Introduction
These Banana Oatmeal Chocolate Chip Muffins are the ultimate cozy breakfast or snack. They perfectly balance the natural sweetness of ripe bananas with rich chocolate and hearty oats, creating a wonderfully moist and satisfying texture. You’ll love how simple they are to mix together for a delicious treat that pleases everyone.
Prep & Cook Time
- Prep Time: 10 minutes
- Cook Time: 20 minutes
- Total Time: 30 minutes
- Servings: 18 muffins
Ingredients
- 2 1/2 cups all-purpose flour
- 2 teaspoons baking powder
- 1 teaspoon baking soda
- 1/2 teaspoon salt
- 1/2 cup unsalted butter (room temperature)
- 1 cup sugar
- 1/2 cup brown sugar (packed)
- 1 cup mashed ripe bananas (about 2 bananas)
- 2 large eggs (room temperature)
- 13.5 ounces coconut milk
- 1 cup quick oats
- 1 cup semisweet chocolate chips
Instructions
- Preheat your oven to 375°F (190°C). Line 18 muffin cups with paper liners or grease them well.
- In a medium bowl, whisk together the all-purpose flour, baking powder, baking soda, and salt. Set aside.
- In a large mixing bowl, cream the room-temperature unsalted butter, sugar, and packed brown sugar together until light and fluffy.
- Beat in the mashed ripe bananas until combined. Then add the eggs, one at a time, mixing well after each addition.
- Gently mix in the coconut milk until the wet ingredients are fully combined.
- Add the dry flour mixture to the wet ingredients, stirring by hand with a spatula just until no large flour streaks remain. Be careful not to overmix.
- Fold in the quick oats and semisweet chocolate chips until evenly distributed throughout the batter.
- Divide the batter evenly among the prepared 18 muffin cups, filling each about 3/4 full.
- Bake for 18-22 minutes, or until a toothpick inserted into the center of a muffin comes out clean or with just a few moist crumbs.

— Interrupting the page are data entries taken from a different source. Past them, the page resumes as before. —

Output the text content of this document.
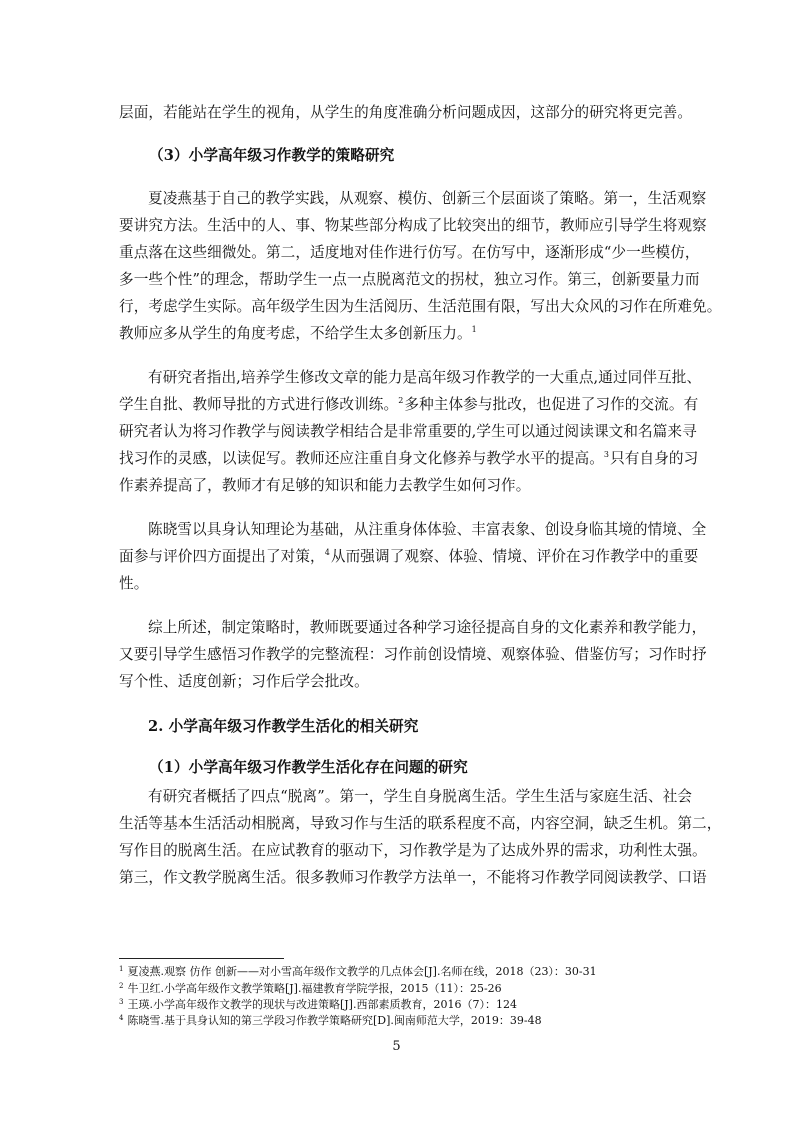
层面，若能站在学生的视角，从学生的角度准确分析问题成因，这部分的研究将更完善。
（3）小学高年级习作教学的策略研究
夏凌燕基于自己的教学实践，从观察、模仿、创新三个层面谈了策略。第一，生活观察
要讲究方法。生活中的人、事、物某些部分构成了比较突出的细节，教师应引导学生将观察
重点落在这些细微处。第二，适度地对佳作进行仿写。在仿写中，逐渐形成“少一些模仿，
多一些个性”的理念，帮助学生一点一点脱离范文的拐杖，独立习作。第三，创新要量力而
行，考虑学生实际。高年级学生因为生活阅历、生活范围有限，写出大众风的习作在所难免。
教师应多从学生的角度考虑，不给学生太多创新压力。$^1$
有研究者指出,培养学生修改文章的能力是高年级习作教学的一大重点,通过同伴互批、
学生自批、教师导批的方式进行修改训练。$^2$多种主体参与批改，也促进了习作的交流。有
研究者认为将习作教学与阅读教学相结合是非常重要的,学生可以通过阅读课文和名篇来寻
找习作的灵感，以读促写。教师还应注重自身文化修养与教学水平的提高。$^3$只有自身的习
作素养提高了，教师才有足够的知识和能力去教学生如何习作。
陈晓雪以具身认知理论为基础，从注重身体体验、丰富表象、创设身临其境的情境、全
面参与评价四方面提出了对策，$^4$从而强调了观察、体验、情境、评价在习作教学中的重要
性。
综上所述，制定策略时，教师既要通过各种学习途径提高自身的文化素养和教学能力，
又要引导学生感悟习作教学的完整流程：习作前创设情境、观察体验、借鉴仿写；习作时抒
写个性、适度创新；习作后学会批改。
2. 小学高年级习作教学生活化的相关研究
（1）小学高年级习作教学生活化存在问题的研究
有研究者概括了四点“脱离”。第一，学生自身脱离生活。学生生活与家庭生活、社会
生活等基本生活活动相脱离，导致习作与生活的联系程度不高，内容空洞，缺乏生机。第二，
写作目的脱离生活。在应试教育的驱动下，习作教学是为了达成外界的需求，功利性太强。
第三，作文教学脱离生活。很多教师习作教学方法单一，不能将习作教学同阅读教学、口语
$^1$ 夏凌燕.观察 仿作 创新——对小雪高年级作文教学的几点体会[J].名师在线，2018（23）：30-31
$^2$ 牛卫红.小学高年级作文教学策略[J].福建教育学院学报，2015（11）：25-26
$^3$ 王瑛.小学高年级作文教学的现状与改进策略[J].西部素质教育，2016（7）：124
$^4$ 陈晓雪.基于具身认知的第三学段习作教学策略研究[D].闽南师范大学，2019：39-48
5
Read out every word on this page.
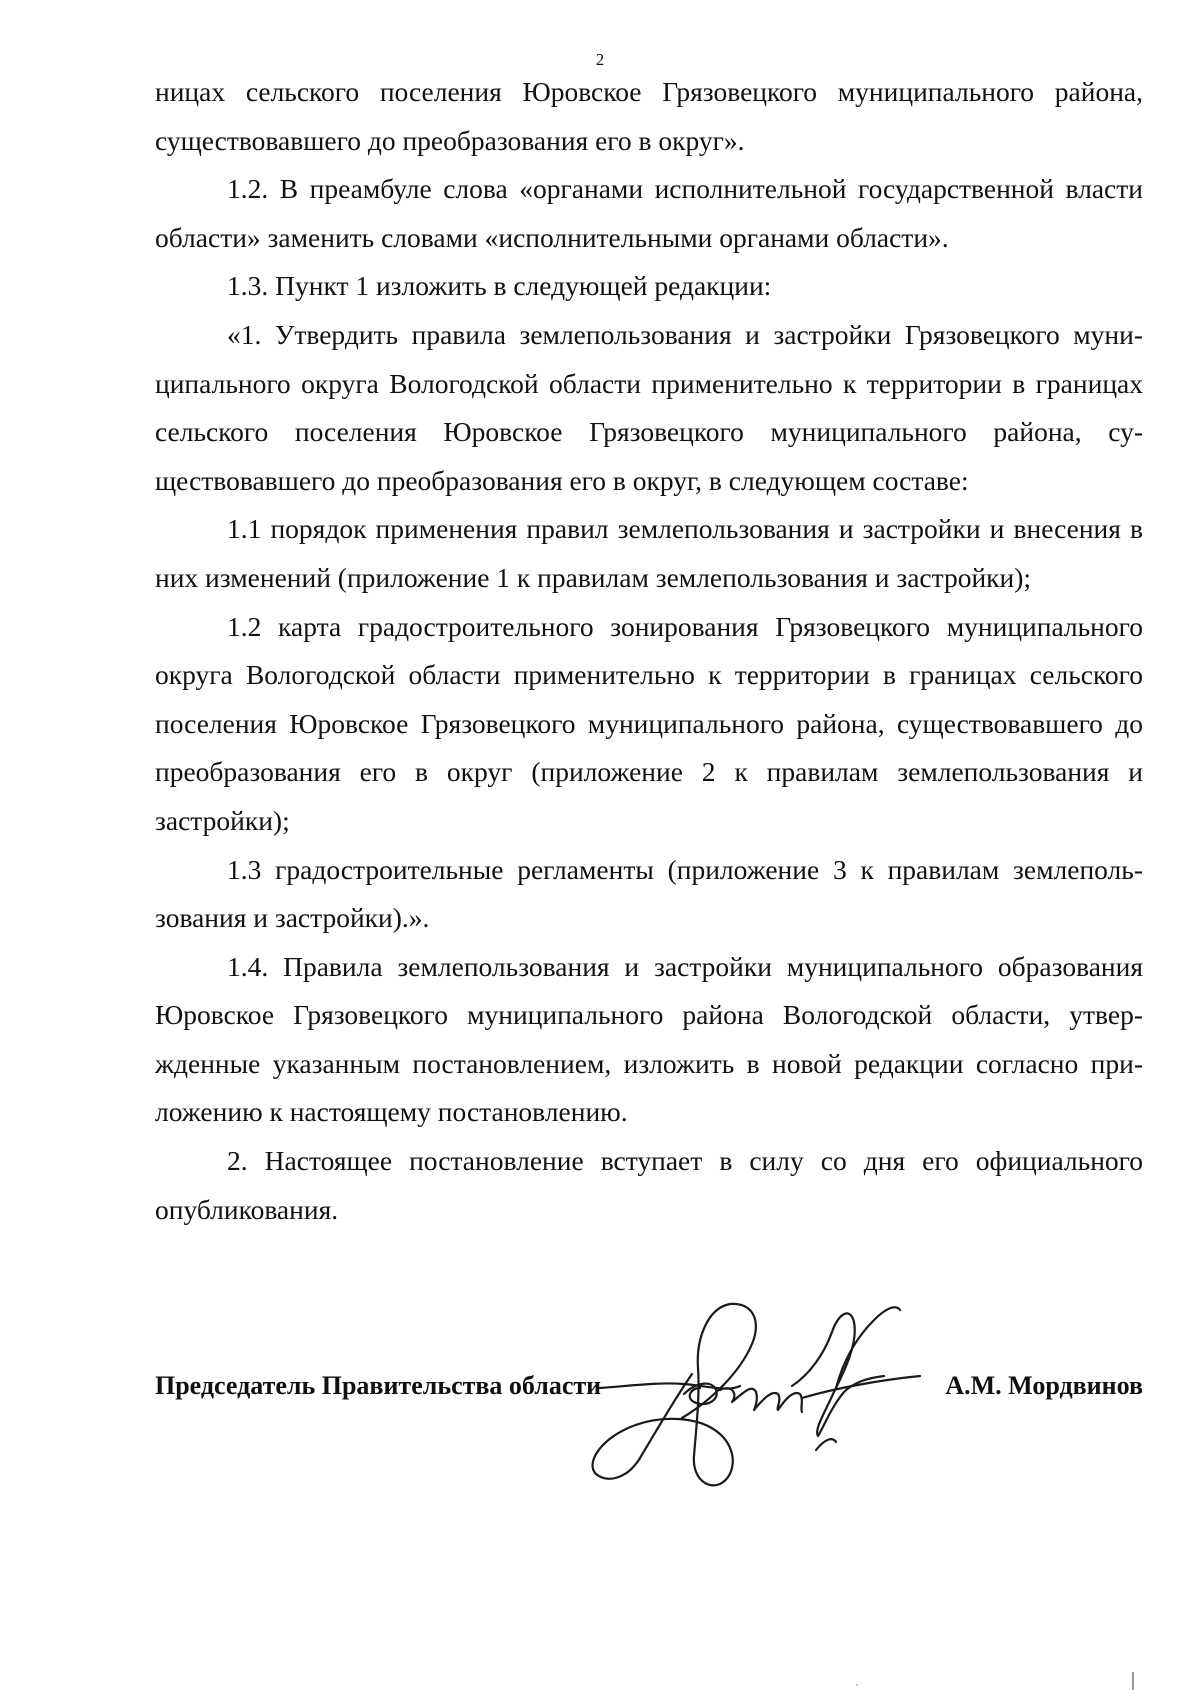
2

ницах сельского поселения Юровское Грязовецкого муниципального района, существовавшего до преобразования его в округ».

1.2. В преамбуле слова «органами исполнительной государственной власти области» заменить словами «исполнительными органами области».

1.3. Пункт 1 изложить в следующей редакции:

«1. Утвердить правила землепользования и застройки Грязовецкого муниципального округа Вологодской области применительно к территории в границах сельского поселения Юровское Грязовецкого муниципального района, существовавшего до преобразования его в округ, в следующем составе:

1.1 порядок применения правил землепользования и застройки и внесения в них изменений (приложение 1 к правилам землепользования и застройки);

1.2 карта градостроительного зонирования Грязовецкого муниципального округа Вологодской области применительно к территории в границах сельского поселения Юровское Грязовецкого муниципального района, существовавшего до преобразования его в округ (приложение 2 к правилам землепользования и застройки);

1.3 градостроительные регламенты (приложение 3 к правилам землепользования и застройки).».

1.4. Правила землепользования и застройки муниципального образования Юровское Грязовецкого муниципального района Вологодской области, утвержденные указанным постановлением, изложить в новой редакции согласно приложению к настоящему постановлению.

2. Настоящее постановление вступает в силу со дня его официального опубликования.

Председатель Правительства области	А.М. Мордвинов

- Allow the muffins to cool in the pan for 5 minutes before transferring them to a wire rack to cool completely.
Variations
- Mini Muffins: Bake as mini muffins for about 12-14 minutes for a perfect bite-sized snack.
- Streusel Topping: Before baking, sprinkle the tops with a crumb mixture made from a little extra butter, sugar, and oats for added texture.
- Dairy-Free Option: Ensure your chocolate chips are dairy-free to make the entire recipe dairy-free, as the other ingredients already are.
- Muffin Top Style: For a bakery-style look with large, domed tops, fill the muffin cups nearly to the top and bake at 425°F for the first 5 minutes, then reduce to 375°F for the remaining time.
Tips for Success
- Use very ripe bananas with plenty of brown spots for the best natural sweetness and moisture.
- To cream butter and sugar effectively, ensure your butter is truly at room temperature—soft to the touch but not melted.
- For evenly baked muffins, use a cookie scoop or measuring cup to portion the batter consistently into the cups.
Storage & Reheating
Store completely cooled muffins in an airtight container at room temperature for up to 3 days or in the refrigerator for up to 5 days. To reheat, warm a muffin in the microwave for 15-20 seconds or in a 300°F oven for 5-8 minutes to refresh the texture.
FAQ
Can I use old-fashioned oats instead of quick oats?
Yes, but the texture will be chewier. Quick oats blend into the batter more seamlessly for a uniform muffin crumb.
My bananas aren’t very ripe. Can I still use them?
You can, but the muffins will be less sweet and moist. For the best flavor, use bananas with brown spots.
Can I make the batter ahead of time?
It’s not recommended, as the baking powder and soda begin reacting immediately. For best results, bake the muffins right after mixing.
Why do my muffins come out dense?
This is often caused by overmixing the batter after adding the flour, which develops the gluten. Mix just until the dry ingredients are incorporated.
Can I freeze these muffins?
Absolutely. Let them cool completely, then wrap individually or place in a freezer bag. Freeze for up to 3 months. Thaw at room temperature or reheat from frozen.
Is the coconut milk the canned beverage or the canned cooking cream?
This recipe uses the canned coconut milk beverage (typically 13.5 oz), found in the Asian or beverage aisle, not the thick cooking cream.